Adoptó el seudónimo de Mark Twain, cuyo significado –marca dos-, no es el momento de describir.

De Mark Twain es habitual citar sus obras más famosas como Las aventuras de Tom Sawyer, Las aventuras de Huckleberry Finn, El príncipe y el mendigo y Un yanqui en la corte del rey Arturo. Gracias a estas obras, en especial a la segunda, fue considerado como “padre de la literatura norteamericana” por dos autores que no tenían nada en común, literariamente hablando, Hemingway y Faulkner.

Es paradójico, pero no inusual, que ciertos escritores hayan pasado a la posteridad por un determinado conjunto de obras consideradas mayores y que en la actualidad, sin embargo, no las lea ni su editor. Por el contrario, aquellas otras tenidas como menores sean, precisamente, las que en la actualidad gocen del aplauso lector.

Lo más curioso, en el caso de las obras de Mark Twain, es que las que gozan hoy del beneplácito lector sean aquellas que fueron censuradas tanto en vida del autor como después de su muerte, acaecida en 1910.

Me refiero, por ejemplo, a Oración de guerra, Cartas desde la tierra, Los escritos irreverentes, Diarios de Adán y Eva, El forastero misterioso y La pequeña Bessie.

Ciertamente, el alegato a favor de la paz, titulado Oración de guerra, es una joya del pacifismo. Twain defendía la incompatibilidad del humanismo y el amor que predicaba la religión cristiana con la guerra. En los momentos en que lo escribió, año 1905, EEUU., recién salido de una guerra contra España, se enzarzaba en otra contra Filipinas. El texto lo remitió Twain a la revista Harper´s Bazaar –donde colaboraba-, pero no lo publicó, aduciendo que “no era adecuado hacerlo en una revista para mujeres”. Twain escribió a un amigo: “no creo que la oración se publique en mi tiempo. Solo a los muertos se les permite decir la verdad”.

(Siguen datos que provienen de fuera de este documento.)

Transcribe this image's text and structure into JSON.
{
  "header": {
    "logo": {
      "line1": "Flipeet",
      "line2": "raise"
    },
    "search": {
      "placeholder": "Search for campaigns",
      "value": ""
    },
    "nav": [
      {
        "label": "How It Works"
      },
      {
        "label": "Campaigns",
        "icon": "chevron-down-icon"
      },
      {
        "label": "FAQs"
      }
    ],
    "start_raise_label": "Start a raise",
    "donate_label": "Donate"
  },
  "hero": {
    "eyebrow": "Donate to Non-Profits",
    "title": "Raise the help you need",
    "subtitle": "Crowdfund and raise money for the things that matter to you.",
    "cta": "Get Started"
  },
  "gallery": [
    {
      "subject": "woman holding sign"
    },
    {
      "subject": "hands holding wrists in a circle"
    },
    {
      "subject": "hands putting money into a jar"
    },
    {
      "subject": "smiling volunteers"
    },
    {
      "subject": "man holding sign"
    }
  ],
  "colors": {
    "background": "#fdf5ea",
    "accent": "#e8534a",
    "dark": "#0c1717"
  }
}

Cierto. El texto permaneció inédito hasta 1923. Recuperado en los años sesenta se utilizó como alegato contra la guerra en Vietnam, y en España, alcanzaría la categoría de honorable panfleto, repartiéndose entre la ciudadanía cuando los socialistas intentaban meter al país a traición en la OTAN, cosa que consiguieron con el apoyo de apesebrados intelectuales.

CENSURA FAMILIAR

Sin embargo, la peor censura que sufriría la obra de Mark Twain la ejercería su propia familia, especialmente la ejecutada por su hija Clara (1874.-1962). Tras la muerte del padre, Clara se dedicará a expurgar de su obra – ¡a él que tanto había denunciado la censura y la autocensura!-, aquellos pasajes que consideró irreligiosos o irreverentes. En este sentido, extraña que no quemara su obra entera, pues toda ella es un alegato irreverente y sarcástico contra la estupidez humana.

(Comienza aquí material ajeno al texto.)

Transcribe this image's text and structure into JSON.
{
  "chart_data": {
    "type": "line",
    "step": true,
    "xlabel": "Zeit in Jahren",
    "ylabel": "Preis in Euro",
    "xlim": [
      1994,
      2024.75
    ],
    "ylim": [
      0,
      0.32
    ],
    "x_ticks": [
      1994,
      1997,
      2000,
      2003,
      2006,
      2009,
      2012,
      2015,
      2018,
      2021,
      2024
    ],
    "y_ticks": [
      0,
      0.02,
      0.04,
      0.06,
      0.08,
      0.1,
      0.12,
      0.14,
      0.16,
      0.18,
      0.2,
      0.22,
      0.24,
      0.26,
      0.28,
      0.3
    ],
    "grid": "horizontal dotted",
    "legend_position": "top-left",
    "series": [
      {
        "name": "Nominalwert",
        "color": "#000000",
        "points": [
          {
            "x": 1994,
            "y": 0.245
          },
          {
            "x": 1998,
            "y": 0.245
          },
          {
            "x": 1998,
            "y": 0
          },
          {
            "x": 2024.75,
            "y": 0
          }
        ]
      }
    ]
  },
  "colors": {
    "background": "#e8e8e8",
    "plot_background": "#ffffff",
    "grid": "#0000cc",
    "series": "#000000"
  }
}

Especialmente, la censura familiar se obsesionó con la religión y con aquellas obras que ponían de chúpame dómine el cristianismo. Su libro Cartas desde la tierra no se editaría hasta que su hija Clara cambiara de opinión, que lo hizo por presiones ideológicas y políticas. La buena mujer cayó en la cuenta de que constituía una contradicción escandalosa mantener públicamente la imagen de un escritor como adalid de la libertad de expresión y censurar sus obras cuando estas constituían una defensa permanente de dicha libertad.

Lo mismo sucedería con la novela El forastero misterioso. No se publicaría hasta 1916, debido a su supuesto contenido antirreligioso, cuando se trata de una apología de la autonomía ilustrada frente a una metafísica trasnochada y supersticiosa. Es, precisamente, Satanás, el forastero misterioso, quien enfrentará al ser humano con su propio destino, haciéndole ver que este era ajeno a cualquier tipo de veleidad transcendental. Es un sarcasmo inaudito que sea el demonio quien haga consciente al ser humano de la servidumbre en que está sumido por culpa de un cielo inexistente. Nadie sabe como el diablo que el reino de los cielos es pura entelequia.

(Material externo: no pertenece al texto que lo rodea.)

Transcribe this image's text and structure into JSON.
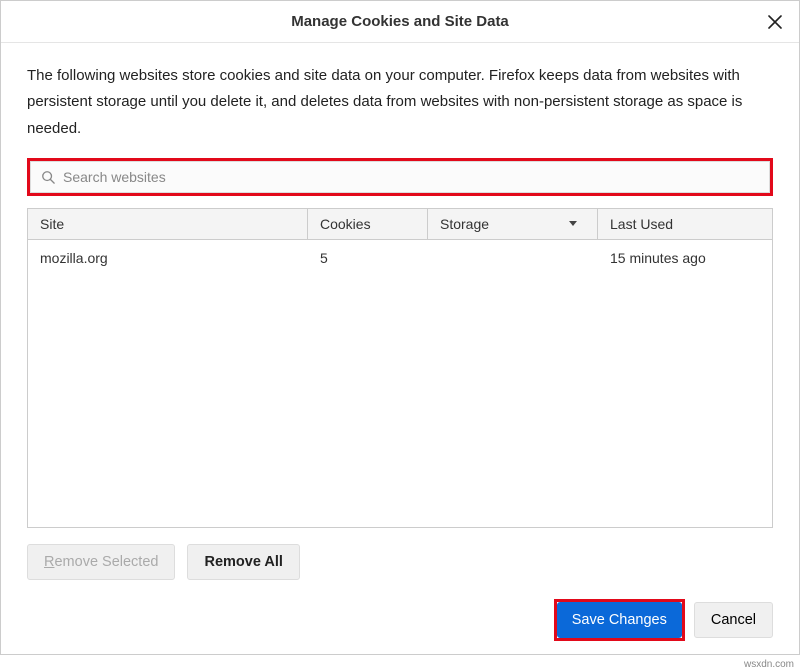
{
  "header": {
    "title": "Manage Cookies and Site Data"
  },
  "desc": "The following websites store cookies and site data on your computer. Firefox keeps data from websites with persistent storage until you delete it, and deletes data from websites with non-persistent storage as space is needed.",
  "search": {
    "placeholder": "Search websites",
    "value": ""
  },
  "columns": {
    "site": "Site",
    "cookies": "Cookies",
    "storage": "Storage",
    "last_used": "Last Used"
  },
  "rows": [
    {
      "site": "mozilla.org",
      "cookies": "5",
      "storage": "",
      "last_used": "15 minutes ago"
    }
  ],
  "buttons": {
    "remove_selected_prefix": "R",
    "remove_selected_rest": "emove Selected",
    "remove_all_prefix": "R",
    "remove_all_rest": "emove All",
    "save": "Save Changes",
    "cancel": "Cancel"
  },
  "watermark": "wsxdn.com"
}
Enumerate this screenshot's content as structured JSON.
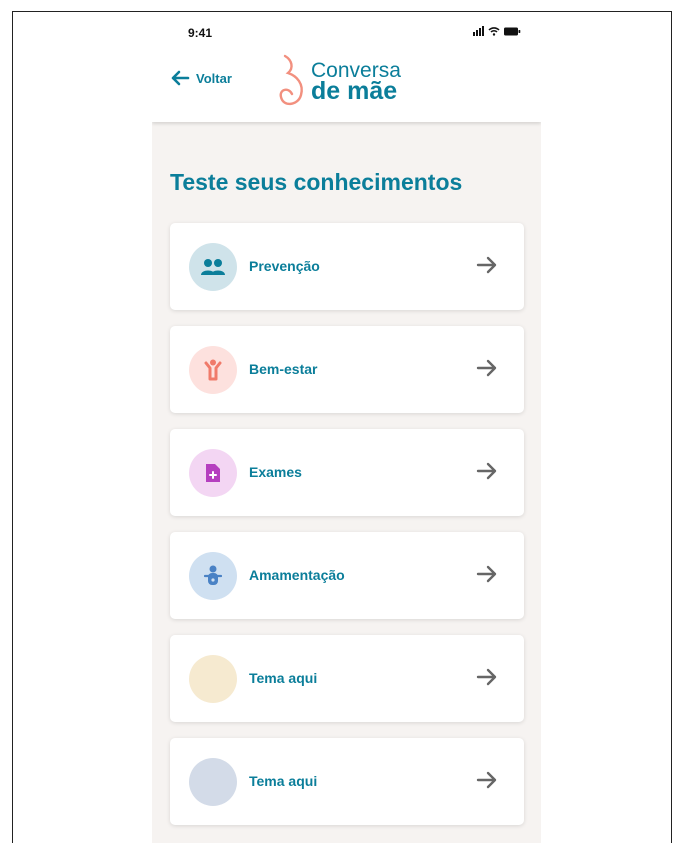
{
  "status": {
    "time": "9:41"
  },
  "header": {
    "back_label": "Voltar",
    "logo_line1": "Conversa",
    "logo_line2": "de mãe"
  },
  "page": {
    "title": "Teste seus conhecimentos"
  },
  "topics": [
    {
      "label": "Prevenção",
      "icon": "people-icon",
      "color": "#cfe3ea",
      "icon_color": "#0b7e9a"
    },
    {
      "label": "Bem-estar",
      "icon": "person-arms-up-icon",
      "color": "#fde1de",
      "icon_color": "#f07a6a"
    },
    {
      "label": "Exames",
      "icon": "medical-document-icon",
      "color": "#f3d6f3",
      "icon_color": "#b53fbf"
    },
    {
      "label": "Amamentação",
      "icon": "baby-icon",
      "color": "#cfe0f1",
      "icon_color": "#4a82c5"
    },
    {
      "label": "Tema aqui",
      "icon": "",
      "color": "#f6ead0",
      "icon_color": ""
    },
    {
      "label": "Tema aqui",
      "icon": "",
      "color": "#d3dbe8",
      "icon_color": ""
    }
  ],
  "colors": {
    "accent": "#0b7e9a",
    "logo_mark": "#f2907f",
    "background": "#f6f3f1"
  }
}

Mucho peor lo pasaría La pequeña Bessie, en la que se ridiculizaba el cristianismo de un modo feroz, y que vería la luz de la edición en 1972, diez años después de la muerte de la hija de Twain. Alguno de sus nietos aprendió la lección que nunca dictó el abuelo, y, asesinándolo por la espalda, siguió ejerciendo de higiénico Torquemada en sus textos.

No es la primera vez que los hijos intentan modificar el legado del padre. En el caso de Twain, su hija Clara, que adoraba a su padre, ¡faltaría más!, aun iría más lejos en su cristianísimo afán por poner en la cabeza de su progenitor lo que ella albergaba en su corazón. Y así, una vez muerto Twain –así cualquiera-, comentaría que su padre “a veces creía que la muerte lo acababa todo, pero la mayor parte del tiempo estaba seguro de una vida más allá”.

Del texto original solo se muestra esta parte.